The Therapy Sessions
Tuesday, July 27, 2004
Medicare fiasco
McQ at QandO:
Another aspect of the new 'health crisis', and probably the one that is most disturbing, is the elevation of obesity to the status of a disease and what that means in terms of your liberty.
Medicare announced on July 15 that, after proclaiming for 40 years that obesity is a personal problem, not a clinical one, it now classifies the No. 2 cause of preventable death in America as an illness.
What Medicare did, without so much as a 'let's consult with the payers' is reach deep into your pocket and add another cost for you to 'share'. Yes, dear reader, you are now going to pay for diet programs, stomach stapling and diet maintenance. They may not have taken the money yet, but for each 'disease' they insist on creating, its only a matter of time before they fund its treatment.
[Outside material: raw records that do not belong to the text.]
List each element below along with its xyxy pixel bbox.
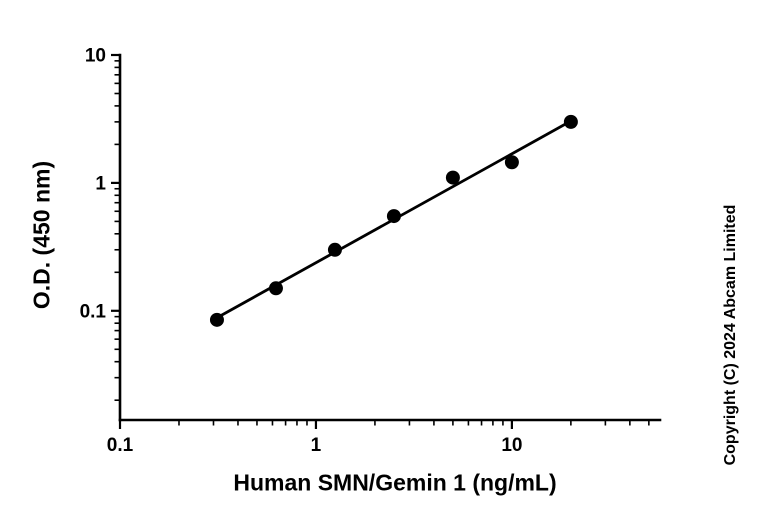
y-axis-label: O.D. (450 nm): [28, 160, 55, 310]
y-tick-label: 1: [95, 173, 106, 194]
x-tick-label: 10: [501, 435, 522, 456]
y-tick-label: 10: [85, 46, 106, 67]
x-tick-label: 0.1: [107, 435, 134, 456]
x-tick-label: 1: [311, 435, 322, 456]
data-point: [386, 209, 401, 224]
x-axis-label: Human SMN/Gemin 1 (ng/mL): [233, 469, 557, 496]
y-tick-label: 0.1: [80, 301, 107, 322]
copyright-watermark: Copyright (C) 2024 Abcam Limited: [722, 204, 739, 466]
data-point: [209, 312, 224, 327]
data-point: [327, 242, 342, 257]
data-point: [563, 114, 578, 129]
data-point: [504, 155, 519, 170]
data-point: [268, 281, 283, 296]
data-point: [445, 170, 460, 185]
Instead of obesity being a personal problem, it is now your problem. And you will pay, like it or not, to help anyone classified as 'obese' lose that weight , if they're a Medicare (and most likely Medicaid) member.
Medicare will be insolvent in a decade.
In the very time that it should be minding its finances more closely, it is breaking out the checkbook. Realizing that its future is threatened, it is reaching out, trying to cover as many people (voters) as possible.
It really doesn't matter whether obesity is a disease or not. What matters is that the people in Washington who are running Medicare are more concerned with short term political gain than financial solvency.
Ultimately, the voters will not save Medicare. The question is not whether Medicare "should" cover anything; it is whether it will be able to provide coverage.
The threat to Medicare does not come from the voters.
The threat comes from its own creditors: anyone who holds US savings bonds.
It is only a matter of time before this program -and all the good intentions that went with it - collapse under their own weight...uh, so to speak.